I was worried. At first I found them amusing, the pack of fourth graders, shrieking and shouting, that disturbed the relative peace of America’s premier urban park. Any group of humans can turn vicious, but I wasn’t expecting to be hounded by school children. Still, it seemed what ever direction I took, they followed. It wasn’t until I traipsed across the burned grasses in the Steinberg wild area that they elected to leave me alone. Perhaps it was too messy, perhaps too stinky (the pungent aroma of recent fire permeated the air), but it worked.
It was there, by the water where my allergy to loud children had driven me, that I saw the wood ducks. They may be the same pair I spied earlier this month; unlike 2009, there just aren’t a lot of them in the park. But I did manage to get some photos of them. The drake kept a close eye on me, but the female (known simply as a duck) seemed totally unperturbed by my presence. There were a lot of mollusk shells there by the waters edge, a sign that muskrats, usually plentiful in the park, had been there. That and the burrow holes.

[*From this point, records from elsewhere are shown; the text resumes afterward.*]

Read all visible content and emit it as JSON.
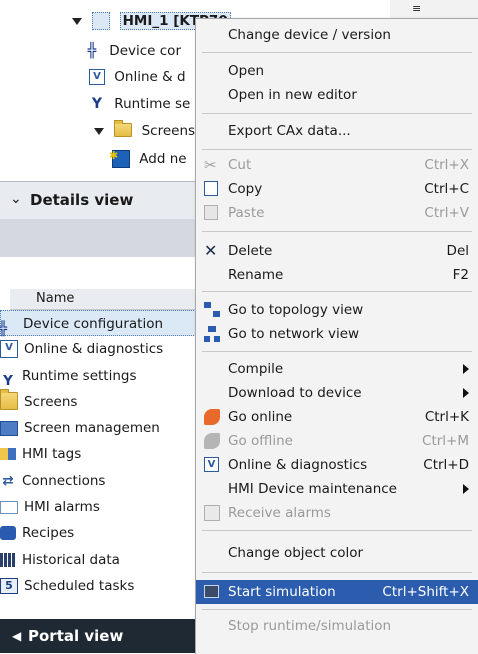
{
  "tree": {
    "items": [
      {
        "label": "HMI_1 [KTP70"
      },
      {
        "label": "Device cor"
      },
      {
        "label": "Online & d"
      },
      {
        "label": "Runtime se"
      },
      {
        "label": "Screens"
      },
      {
        "label": "Add ne"
      }
    ]
  },
  "details": {
    "title": "Details view",
    "column_name": "Name",
    "items": [
      {
        "label": "Device configuration"
      },
      {
        "label": "Online & diagnostics"
      },
      {
        "label": "Runtime settings"
      },
      {
        "label": "Screens"
      },
      {
        "label": "Screen managemen"
      },
      {
        "label": "HMI tags"
      },
      {
        "label": "Connections"
      },
      {
        "label": "HMI alarms"
      },
      {
        "label": "Recipes"
      },
      {
        "label": "Historical data"
      },
      {
        "label": "Scheduled tasks"
      }
    ]
  },
  "portal": {
    "label": "Portal view"
  },
  "menu": {
    "change_device": "Change device / version",
    "open": "Open",
    "open_new": "Open in new editor",
    "export_cax": "Export CAx data...",
    "cut": "Cut",
    "cut_sc": "Ctrl+X",
    "copy": "Copy",
    "copy_sc": "Ctrl+C",
    "paste": "Paste",
    "paste_sc": "Ctrl+V",
    "delete": "Delete",
    "delete_sc": "Del",
    "rename": "Rename",
    "rename_sc": "F2",
    "topology": "Go to topology view",
    "network": "Go to network view",
    "compile": "Compile",
    "download": "Download to device",
    "go_online": "Go online",
    "go_online_sc": "Ctrl+K",
    "go_offline": "Go offline",
    "go_offline_sc": "Ctrl+M",
    "online_diag": "Online & diagnostics",
    "online_diag_sc": "Ctrl+D",
    "hmi_maint": "HMI Device maintenance",
    "receive_alarms": "Receive alarms",
    "change_color": "Change object color",
    "start_sim": "Start simulation",
    "start_sim_sc": "Ctrl+Shift+X",
    "stop_sim": "Stop runtime/simulation"
  },
  "colors": {
    "highlight": "#2b5cae",
    "portal_bar": "#1f2933"
  }
}
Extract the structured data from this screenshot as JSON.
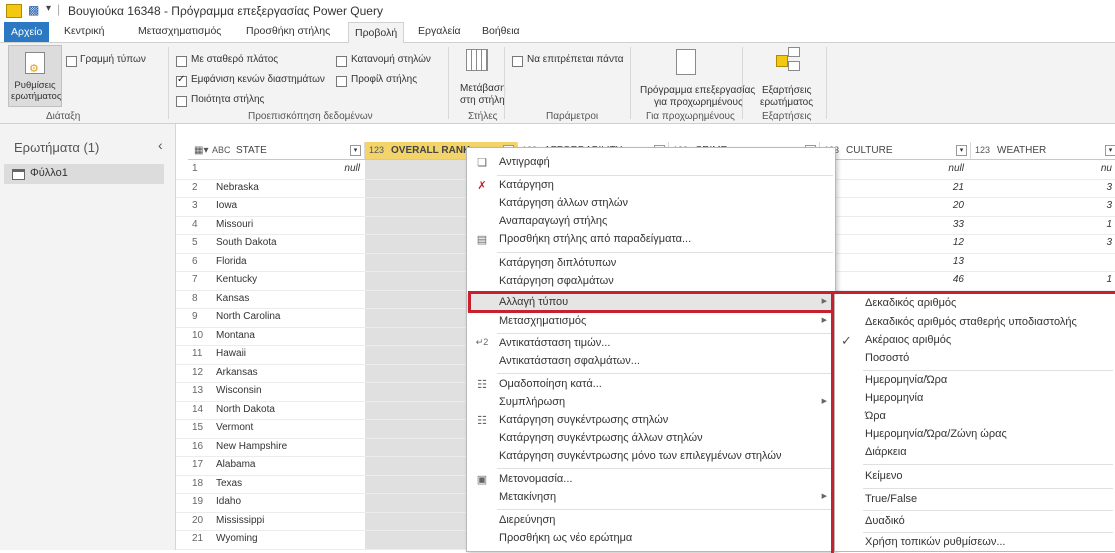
{
  "window": {
    "title": "Βουγιούκα 16348 - Πρόγραμμα επεξεργασίας Power Query"
  },
  "tabs": [
    "Αρχείο",
    "Κεντρική",
    "Μετασχηματισμός",
    "Προσθήκη στήλης",
    "Προβολή",
    "Εργαλεία",
    "Βοήθεια"
  ],
  "ribbon": {
    "layout": {
      "query_settings": "Ρυθμίσεις ερωτήματος",
      "formula_bar": "Γραμμή τύπων",
      "group": "Διάταξη"
    },
    "preview": {
      "monospaced": "Με σταθερό πλάτος",
      "show_whitespace": "Εμφάνιση κενών διαστημάτων",
      "column_quality": "Ποιότητα στήλης",
      "column_distribution": "Κατανομή στηλών",
      "column_profile": "Προφίλ στήλης",
      "group": "Προεπισκόπηση δεδομένων"
    },
    "columns": {
      "go_to_column_line1": "Μετάβαση",
      "go_to_column_line2": "στη στήλη",
      "group": "Στήλες"
    },
    "parameters": {
      "always_allow": "Να επιτρέπεται πάντα",
      "group": "Παράμετροι"
    },
    "advanced": {
      "advanced_editor_line1": "Πρόγραμμα επεξεργασίας",
      "advanced_editor_line2": "για προχωρημένους",
      "group": "Για προχωρημένους"
    },
    "dependencies": {
      "query_dependencies_line1": "Εξαρτήσεις",
      "query_dependencies_line2": "ερωτήματος",
      "group": "Εξαρτήσεις"
    }
  },
  "queries_pane": {
    "title": "Ερωτήματα (1)",
    "items": [
      "Φύλλο1"
    ]
  },
  "grid": {
    "columns": [
      {
        "type": "ABC",
        "name": "STATE"
      },
      {
        "type": "123",
        "name": "OVERALL RANK"
      },
      {
        "type": "123",
        "name": "AFFORDABILITY"
      },
      {
        "type": "123",
        "name": "CRIME"
      },
      {
        "type": "123",
        "name": "CULTURE"
      },
      {
        "type": "123",
        "name": "WEATHER"
      }
    ],
    "rows": [
      {
        "n": "1",
        "state": "null",
        "culture": "null",
        "weather": "nu"
      },
      {
        "n": "2",
        "state": "Nebraska",
        "culture": "21",
        "weather": "3"
      },
      {
        "n": "3",
        "state": "Iowa",
        "culture": "20",
        "weather": "3"
      },
      {
        "n": "4",
        "state": "Missouri",
        "culture": "33",
        "weather": "1"
      },
      {
        "n": "5",
        "state": "South Dakota",
        "culture": "12",
        "weather": "3"
      },
      {
        "n": "6",
        "state": "Florida",
        "culture": "13",
        "weather": ""
      },
      {
        "n": "7",
        "state": "Kentucky",
        "culture": "46",
        "weather": "1"
      },
      {
        "n": "8",
        "state": "Kansas",
        "culture": "",
        "weather": ""
      },
      {
        "n": "9",
        "state": "North Carolina",
        "culture": "",
        "weather": ""
      },
      {
        "n": "10",
        "state": "Montana",
        "culture": "",
        "weather": ""
      },
      {
        "n": "11",
        "state": "Hawaii",
        "culture": "",
        "weather": ""
      },
      {
        "n": "12",
        "state": "Arkansas",
        "culture": "",
        "weather": ""
      },
      {
        "n": "13",
        "state": "Wisconsin",
        "culture": "",
        "weather": ""
      },
      {
        "n": "14",
        "state": "North Dakota",
        "culture": "",
        "weather": ""
      },
      {
        "n": "15",
        "state": "Vermont",
        "culture": "",
        "weather": ""
      },
      {
        "n": "16",
        "state": "New Hampshire",
        "culture": "",
        "weather": ""
      },
      {
        "n": "17",
        "state": "Alabama",
        "culture": "",
        "weather": ""
      },
      {
        "n": "18",
        "state": "Texas",
        "culture": "",
        "weather": ""
      },
      {
        "n": "19",
        "state": "Idaho",
        "culture": "",
        "weather": ""
      },
      {
        "n": "20",
        "state": "Mississippi",
        "culture": "",
        "weather": ""
      },
      {
        "n": "21",
        "state": "Wyoming",
        "culture": "",
        "weather": ""
      }
    ]
  },
  "context_menu": {
    "copy": "Αντιγραφή",
    "remove": "Κατάργηση",
    "remove_other": "Κατάργηση άλλων στηλών",
    "duplicate": "Αναπαραγωγή στήλης",
    "add_from_examples": "Προσθήκη στήλης από παραδείγματα...",
    "remove_duplicates": "Κατάργηση διπλότυπων",
    "remove_errors": "Κατάργηση σφαλμάτων",
    "change_type": "Αλλαγή τύπου",
    "transform": "Μετασχηματισμός",
    "replace_values": "Αντικατάσταση τιμών...",
    "replace_errors": "Αντικατάσταση σφαλμάτων...",
    "group_by": "Ομαδοποίηση κατά...",
    "fill": "Συμπλήρωση",
    "unpivot": "Κατάργηση συγκέντρωσης στηλών",
    "unpivot_other": "Κατάργηση συγκέντρωσης άλλων στηλών",
    "unpivot_selected": "Κατάργηση συγκέντρωσης μόνο των επιλεγμένων στηλών",
    "rename": "Μετονομασία...",
    "move": "Μετακίνηση",
    "drill_down": "Διερεύνηση",
    "add_as_new_query": "Προσθήκη ως νέο ερώτημα"
  },
  "type_submenu": {
    "decimal": "Δεκαδικός αριθμός",
    "fixed_decimal": "Δεκαδικός αριθμός σταθερής υποδιαστολής",
    "whole": "Ακέραιος αριθμός",
    "percentage": "Ποσοστό",
    "datetime": "Ημερομηνία/Ώρα",
    "date": "Ημερομηνία",
    "time": "Ώρα",
    "datetimezone": "Ημερομηνία/Ώρα/Ζώνη ώρας",
    "duration": "Διάρκεια",
    "text": "Κείμενο",
    "truefalse": "True/False",
    "binary": "Δυαδικό",
    "using_locale": "Χρήση τοπικών ρυθμίσεων..."
  },
  "colors": {
    "accent": "#2b79c2",
    "selected_column": "#f3d46b",
    "highlight_border": "#c8202f"
  }
}
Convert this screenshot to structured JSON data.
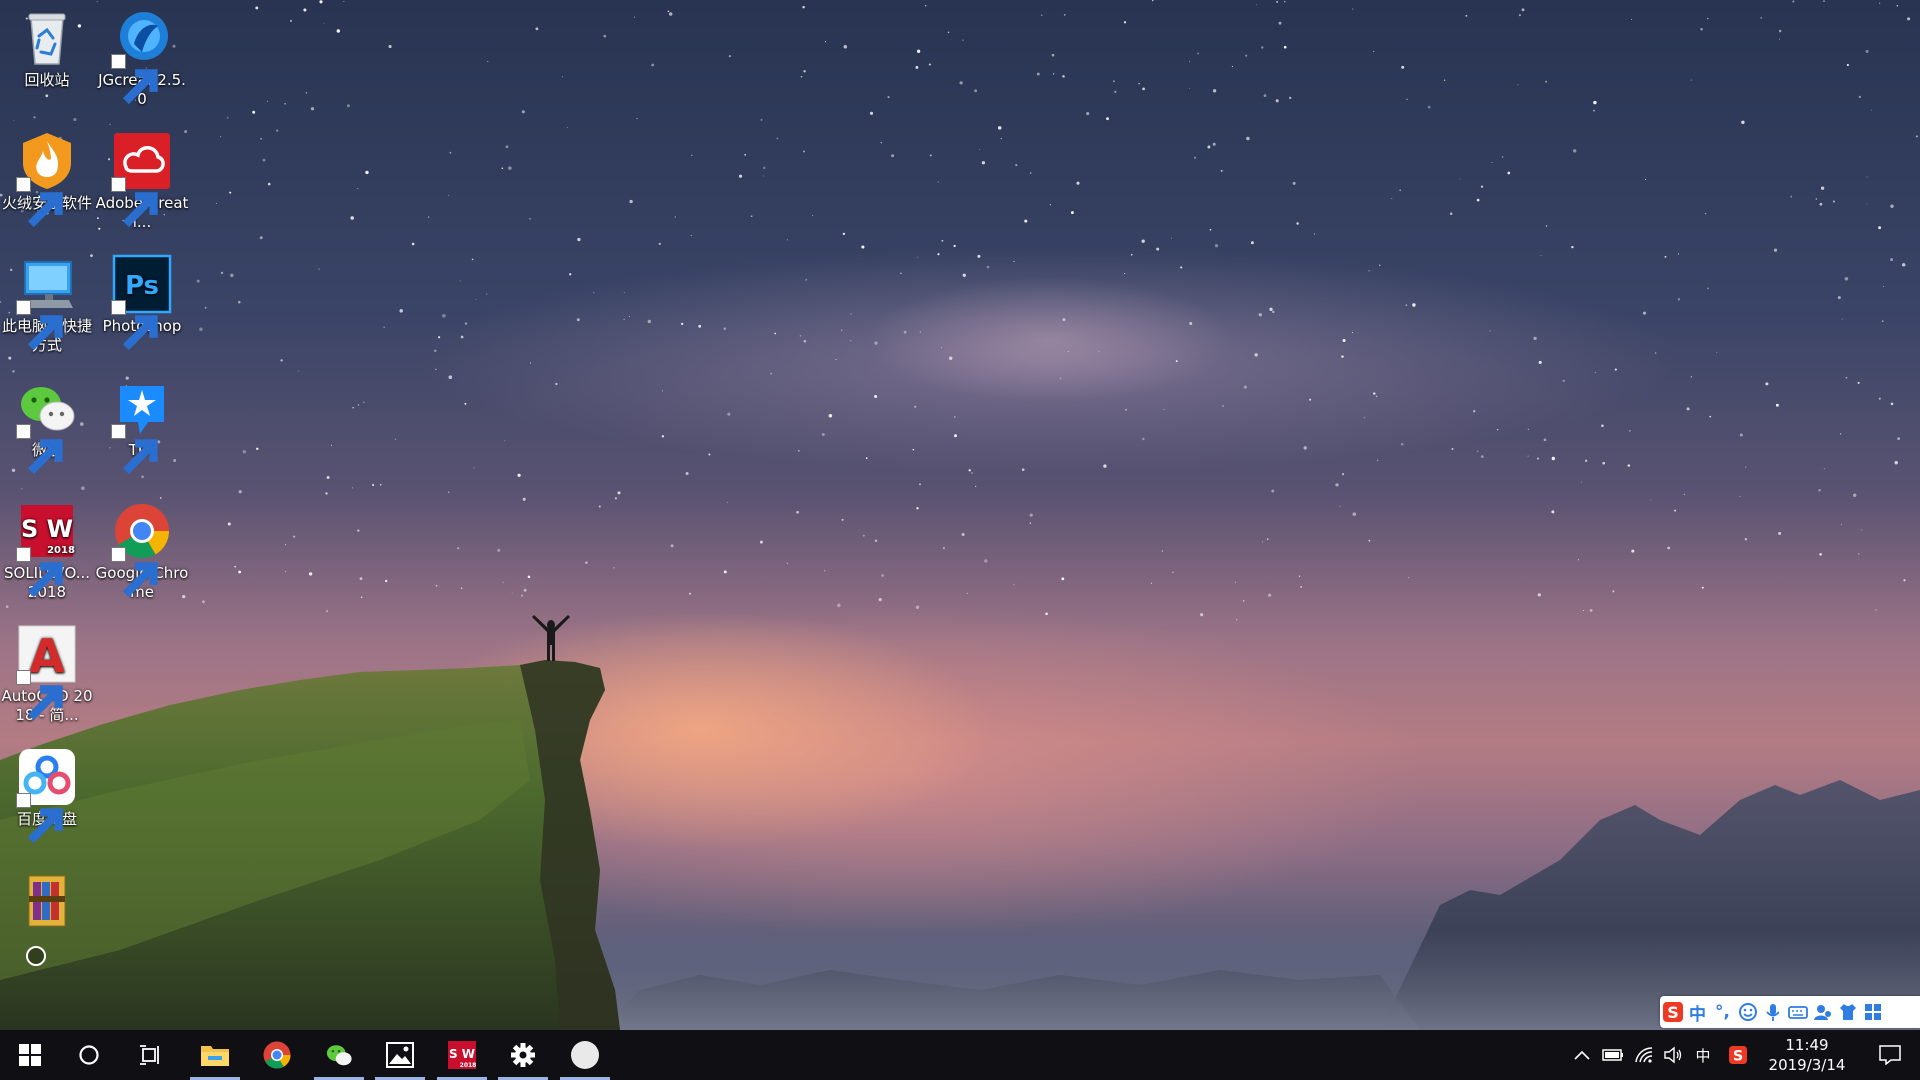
{
  "desktop": {
    "icons": [
      {
        "label": "回收站"
      },
      {
        "label": "JGcreat 2.5.0"
      },
      {
        "label": "火绒安全软件"
      },
      {
        "label": "Adobe Creati..."
      },
      {
        "label": "此电脑 - 快捷方式"
      },
      {
        "label": "Photoshop"
      },
      {
        "label": "微信"
      },
      {
        "label": "TIM"
      },
      {
        "label": "SOLIDWO... 2018"
      },
      {
        "label": "Google Chrome"
      },
      {
        "label": "AutoCAD 2018 - 简..."
      },
      {
        "label": "百度网盘"
      },
      {
        "label": ""
      }
    ],
    "icon_badges": {
      "ps": "Ps",
      "sw": "S W",
      "sw_year": "2018",
      "autocad": "A"
    }
  },
  "taskbar": {
    "start": "windows-start-icon",
    "search": "cortana-circle-icon",
    "task_view": "task-view-icon",
    "pinned": [
      {
        "name": "file-explorer-icon",
        "active": true
      },
      {
        "name": "chrome-icon",
        "active": false
      },
      {
        "name": "wechat-icon",
        "active": true
      },
      {
        "name": "photos-icon",
        "active": true
      },
      {
        "name": "solidworks-icon",
        "active": true,
        "text": "S W",
        "year": "2018"
      },
      {
        "name": "settings-gear-icon",
        "active": true
      },
      {
        "name": "white-circle-app-icon",
        "active": true
      }
    ],
    "tray": {
      "ime_mode": "中",
      "clock_time": "11:49",
      "clock_date": "2019/3/14"
    }
  },
  "ime_toolbar": {
    "logo": "S",
    "mode": "中",
    "punct": "°,"
  },
  "colors": {
    "taskbar_bg": "#101014",
    "active_indicator": "#9ab4e6",
    "ime_blue": "#2f7de1",
    "sogou_red": "#ee3a24"
  }
}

There are many memorials in Forest Park, and today, toward the end of my walk, I happened across one of them It says, simply “In Memoriam, Connie Rosenbaum, 1946 – 1974. My curiosity piqued, I looked her up and discovered there is a Connie Rosenbaum award with which the St. Louis Press Club honors local journalists of accomplishment. She was 22 years old when she was assaulted and shot by St. Louis Police officer Milton Brookins, also known as the “phantom rapist.” She survived to testify against Brookins, and he was convicted and sentenced to life imprisonment for the 18 rapes that police were able to document, but Connie Rosenbaum took her own life five years after the attack.